Le G20 est souvent considéré comme un groupe. Mais il vaut mieux le voir comme un processus. Le G20 n’est pas seulement un sommet de deux jours au niveau des dirigeants. Il y a des réunions ministérielles, des groupes de travail, des groupes de travail, des sessions de planification Sherpa et des réunions de groupes d’engagement tout au long de l’année.

Le G20 embrasse désormais le pluralisme qui est intrinsèque à ce regroupement éclectique d’États membres. Chacun de ces pays cherche maintenant ‘autonomie stratégique‘ dans leurs politiques étrangères et évitent avec ferveur de s’aligner sur l’un ou l’autre des clivages géopolitiques.

Ce pluralisme est une dynamique politique positive pour la gouvernance mondiale. Elle embrasse la contradiction plutôt que d’adhérer à des orientations idéologiques singulières. Le pluralisme repose sur une diversité de perspectives et reconnaît la complexité des problèmes pour ouvrir un espace politique à la convergence, plutôt que de se limiter aux couloirs étroits du consensus. Il s’agit d’une percée majeure loin de récits conflictuels de la Relation sino-américaine et de la division guerrière entre la Russie et l’Europe.

Ces dynamiques ont permis une nouvelle perception du G20 comme un “point focal informel‘ plutôt qu’une organisation ‘sommet’ de grandes puissances. Les puissances moyennes jouent un rôle clé au sein du G20, comme le montre La direction de l’Indonésie et l’initiative de Modi. Cette perception révèle que le G20 n’est pas une institution mais plutôt un « réseau de réseaux » qui met en évidence son caractère informel et sa porosité aux apports extérieurs.

Le G20, contrairement au G7, est neutre sur le plan des valeurs en ce qui concerne le type de régime, ce qui facilite le dialogue entre ceux qui ont des valeurs, des cultures, des institutions et des comportements nationaux différents. C’est un forum plus axé sur les intérêts où l’accent est mis sur la politique plutôt que sur la polémique.

Alors que le G20 est souvent considéré comme un forum axé sur l’économie mondiale, il a évolué. Il est devenu un point focal pour les problèmes mondiaux systémiques qui nécessitent une vision stratégique et une action politique, et pas seulement une coordination des politiques économiques.

Les sommets du G20 ont souvent été décriés par les critiques pour leur incapacité à parvenir à des conclusions ou à prendre des mesures décisives. Il est vrai que le G20 fonctionne mieux dans les moments de crise qu’en temps plus normal. Les membres du G20 doivent se pousser les uns les autres pour mettre en œuvre des politiques, à la fois en période de crise et au-delà.

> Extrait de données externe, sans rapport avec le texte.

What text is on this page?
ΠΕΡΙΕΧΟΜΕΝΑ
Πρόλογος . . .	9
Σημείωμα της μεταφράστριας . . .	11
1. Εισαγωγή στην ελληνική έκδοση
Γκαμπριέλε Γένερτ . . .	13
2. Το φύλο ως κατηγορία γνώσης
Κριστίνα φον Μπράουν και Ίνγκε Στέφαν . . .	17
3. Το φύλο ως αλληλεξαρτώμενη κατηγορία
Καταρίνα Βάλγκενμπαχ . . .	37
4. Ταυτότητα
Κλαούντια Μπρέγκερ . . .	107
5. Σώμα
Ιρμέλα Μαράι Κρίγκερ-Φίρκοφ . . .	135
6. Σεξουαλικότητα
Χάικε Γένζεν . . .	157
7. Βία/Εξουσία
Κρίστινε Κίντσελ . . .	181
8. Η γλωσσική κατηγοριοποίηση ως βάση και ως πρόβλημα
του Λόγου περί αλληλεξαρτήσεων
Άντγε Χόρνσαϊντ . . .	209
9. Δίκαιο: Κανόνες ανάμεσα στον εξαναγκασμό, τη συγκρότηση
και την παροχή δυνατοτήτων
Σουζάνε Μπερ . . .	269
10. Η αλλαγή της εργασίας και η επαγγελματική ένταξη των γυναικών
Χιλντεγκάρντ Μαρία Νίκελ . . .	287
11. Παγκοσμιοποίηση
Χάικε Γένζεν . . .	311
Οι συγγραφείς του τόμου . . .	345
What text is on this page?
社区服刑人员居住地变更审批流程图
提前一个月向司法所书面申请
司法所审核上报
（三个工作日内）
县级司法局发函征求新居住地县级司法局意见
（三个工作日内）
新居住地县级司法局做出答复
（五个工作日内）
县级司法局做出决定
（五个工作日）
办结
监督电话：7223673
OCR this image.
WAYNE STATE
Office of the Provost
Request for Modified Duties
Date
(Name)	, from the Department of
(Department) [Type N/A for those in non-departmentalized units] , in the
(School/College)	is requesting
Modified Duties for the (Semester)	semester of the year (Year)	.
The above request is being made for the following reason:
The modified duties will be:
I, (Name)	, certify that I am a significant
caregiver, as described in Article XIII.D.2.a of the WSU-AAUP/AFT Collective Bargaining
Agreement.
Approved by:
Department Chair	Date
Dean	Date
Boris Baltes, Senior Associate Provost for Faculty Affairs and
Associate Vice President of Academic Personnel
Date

Le leadership mondial est un processus politique fluide et évolutif. La nature informelle et interactive des processus du G20 offre aux gouvernements tout au long de l’année des moyens de comprendre les positions, les perspectives et les contraintes de chacun. Il leur permet de forger des discours et des options d’action communs, qui évoluent en fonction d’intérêts et d’idées divers. Les sommets du G20 deviennent des moyens par lesquels les dirigeants politiques nationaux repoussent les frontières de l’ambition réalisable – contraints qu’ils sont par la politique intérieure.

Une meilleure compréhension de ce que sont réellement les processus du G20 contribuera, espérons-le, à créer une dynamique pour de plus grandes réalisations au cours des trois prochaines années sous la direction de l’Inde, du Brésil et de l’Afrique du Sud.

Colin Bradford est le coprésident principal du Dialogue Chine-Ouest composé de leaders d’opinion d’Europe, de Chine, du Canada, du Chili, du Japon, de Corée du Sud et des États-Unis cherchant à « pluraliser » la relation bipolaire entre les États-Unis et la Chine. Il est également membre mondial de la Berlin Global Solutions Initiative et chercheur principal non résident travaillant sur le G20 et la gouvernance mondiale à la Brookings Institution.